Похоже, эта мысль глубоко вошла в их детские головы, где жизнь ассоциируется со смертью, а право человека на жизнь занимает не первенствующее место, как у всех прочих народов, но находится где-то в конце их списка, между правом на пиво и правом на бигос.
Россия справилась и с церковным расколом, превратив диссидентов – ревнителей старой веры – в маргиналов, и с бунтом Степана Разина, которого вскоре должны казнить, ее территория ежегодно увеличивается на 30 тысяч квадратных верст, растут города, русские рейтарские, драгунские и гусарские полки под командованием немецких и французских офицеров достойно отвечают на военные вызовы на западе и юге, государь пишет музыку, редактирует воинские уставы и сочиняет трактат о соколиной охоте, и если Романовы продержатся на троне еще хотя бы сто лет и научатся – а рано или поздно научатся – использовать самозванцев в интересах власти, Россия станет не только самым большим в Европе, но и процветающим государством, и Arbor Mundi – великое Русское Древо – накроет своей многошумной кроной народы и царства всей земли…

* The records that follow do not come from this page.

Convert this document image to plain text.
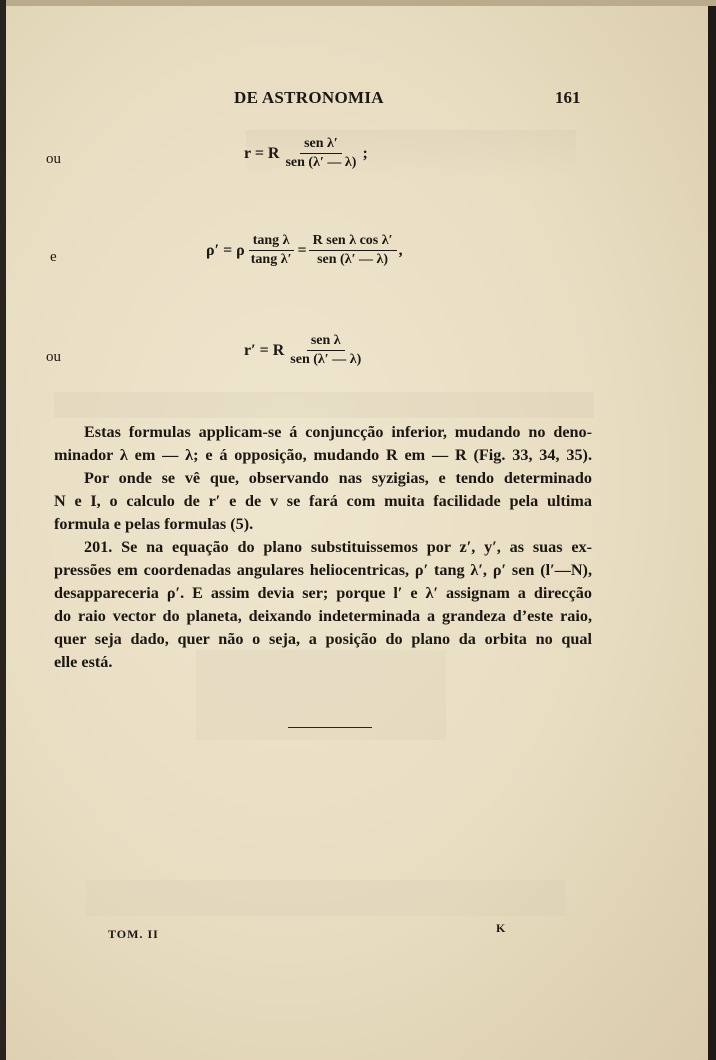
DE ASTRONOMIA	161
ou	r = R $\frac{\text{sen λ′}}{\text{sen (λ′ — λ)}}$ ;
e	ρ′ = ρ $\frac{\text{tang λ}}{\text{tang λ′}} = \frac{\text{R sen λ cos λ′}}{\text{sen (λ′ — λ)}}$ ,
ou	r′ = R $\frac{\text{sen λ}}{\text{sen (λ′ — λ)}}$
Estas formulas applicam-se á conjuncção inferior, mudando no deno-
minador λ em — λ; e á opposição, mudando R em — R (Fig. 33, 34, 35).
Por onde se vê que, observando nas syzigias, e tendo determinado
N e I, o calculo de r′ e de v se fará com muita facilidade pela ultima
formula e pelas formulas (5).
201. Se na equação do plano substituissemos por z′, y′, as suas ex-
pressões em coordenadas angulares heliocentricas, ρ′ tang λ′, ρ′ sen (l′—N),
desappareceria ρ′. E assim devia ser; porque l′ e λ′ assignam a direcção
do raio vector do planeta, deixando indeterminada a grandeza d’este raio,
quer seja dado, quer não o seja, a posição do plano da orbita no qual
elle está.
TOM. II	K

А ведь я помню, каким оно было, когда мы с Истоминым-Дитя вышли лунной ночью на поляну после бегства из усадьбы Отрепьевых: огромный пень, окруженный хилыми деревцами, да тощий ручеек, едва пробивавшийся между корнями, покрытыми мерзкой слизью…
Пятнадцать лет назад Истомин-Дитя умер, окруженный благопрозябшими от него и Луни пятью сыновьями, тремя дочерьми и семнадцатью внуками.
Он часто писал мне, рассказывая о Луне, ставшей настоящей хозяйкой огромного поместья и счастливой матерью, о воздушном шаре, который Истомин-Дитя построил вместе с Ангелом, моим братом, наконец о Русском Древе, медленно оживавшем в глубине лесной чащи…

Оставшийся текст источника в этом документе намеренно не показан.